Put all that together and we'd have the following, all without any manual intervention on the aggregator's side:

Dave Winer's FriendFeed steam, enhanced with rich data from his RSS feed

This is just the beginning -- I feel I'm only scratching the surface of what can be extracted from existing syndication formats. For example, comment stream aggregation (via the comments element or RFC 4685 autodiscovery) is a great next step after this. And I only call out FriendFeed because they're the best at aggregating multiple content sources, but these concepts apply to any content aggregator, and finding a way to reuse existing formats like RSS and Atom to create rich presentations automatically will enable us to do more with less manual work between aggregators and publishers.

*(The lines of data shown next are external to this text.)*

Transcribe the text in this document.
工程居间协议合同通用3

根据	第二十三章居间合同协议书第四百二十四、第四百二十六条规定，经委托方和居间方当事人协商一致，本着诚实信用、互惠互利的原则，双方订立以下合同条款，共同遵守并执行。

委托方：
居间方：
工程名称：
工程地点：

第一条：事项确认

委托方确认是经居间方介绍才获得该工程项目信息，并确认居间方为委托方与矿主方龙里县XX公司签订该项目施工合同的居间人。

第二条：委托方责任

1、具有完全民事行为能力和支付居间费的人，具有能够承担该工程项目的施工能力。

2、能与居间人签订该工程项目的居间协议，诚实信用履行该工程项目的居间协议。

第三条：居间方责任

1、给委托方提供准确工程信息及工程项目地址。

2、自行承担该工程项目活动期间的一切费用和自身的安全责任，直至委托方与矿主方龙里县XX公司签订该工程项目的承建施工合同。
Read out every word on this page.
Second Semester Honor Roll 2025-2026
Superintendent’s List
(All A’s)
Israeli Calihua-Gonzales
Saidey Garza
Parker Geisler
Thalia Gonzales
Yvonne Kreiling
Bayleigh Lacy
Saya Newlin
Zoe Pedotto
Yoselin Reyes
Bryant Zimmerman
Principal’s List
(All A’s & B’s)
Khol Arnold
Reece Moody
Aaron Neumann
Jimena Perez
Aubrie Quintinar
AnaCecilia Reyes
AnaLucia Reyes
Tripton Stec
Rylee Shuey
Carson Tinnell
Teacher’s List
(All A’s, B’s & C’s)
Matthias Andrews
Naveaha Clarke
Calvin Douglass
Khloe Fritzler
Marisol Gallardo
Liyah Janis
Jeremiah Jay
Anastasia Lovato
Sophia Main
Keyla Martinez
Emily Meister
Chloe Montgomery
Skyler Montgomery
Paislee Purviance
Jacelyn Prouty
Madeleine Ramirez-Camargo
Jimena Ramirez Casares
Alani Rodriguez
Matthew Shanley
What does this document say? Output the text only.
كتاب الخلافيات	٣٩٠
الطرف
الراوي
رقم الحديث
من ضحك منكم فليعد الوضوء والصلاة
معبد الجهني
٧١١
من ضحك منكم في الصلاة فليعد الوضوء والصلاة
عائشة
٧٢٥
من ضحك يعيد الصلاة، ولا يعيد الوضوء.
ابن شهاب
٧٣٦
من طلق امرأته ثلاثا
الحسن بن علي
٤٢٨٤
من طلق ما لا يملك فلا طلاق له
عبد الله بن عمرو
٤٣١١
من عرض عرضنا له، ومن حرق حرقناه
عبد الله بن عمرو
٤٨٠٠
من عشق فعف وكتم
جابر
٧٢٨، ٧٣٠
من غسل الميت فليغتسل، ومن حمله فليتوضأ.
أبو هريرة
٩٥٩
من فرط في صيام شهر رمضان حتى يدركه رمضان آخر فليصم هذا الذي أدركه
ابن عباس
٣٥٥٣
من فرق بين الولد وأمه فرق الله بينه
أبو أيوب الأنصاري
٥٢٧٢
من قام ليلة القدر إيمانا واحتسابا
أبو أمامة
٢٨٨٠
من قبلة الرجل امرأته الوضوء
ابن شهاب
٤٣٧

Also note that this isn't intended to replace a standard format for activity streams. Those are something slightly different, and I know efforts are underway to define conventions there. Rather, this is simply an effort to get more out of the syndication formats we already publish, and in doing so, allow for aggregators like FriendFeed to present a richer experience to their users without requiring as much manual tuning per content source.

Thoughts?

Update:

Bret notes:

We do pull out images and videos for entries that use Media RSS, but those tend to be video and photo sites (the spirit of the Media RSS format is that the post *is* a photo, as opposed to the use case highlighted here, where the picture is simply a thumbnail or accompanying a larger post).


Good point, and sounds like a great thing to do.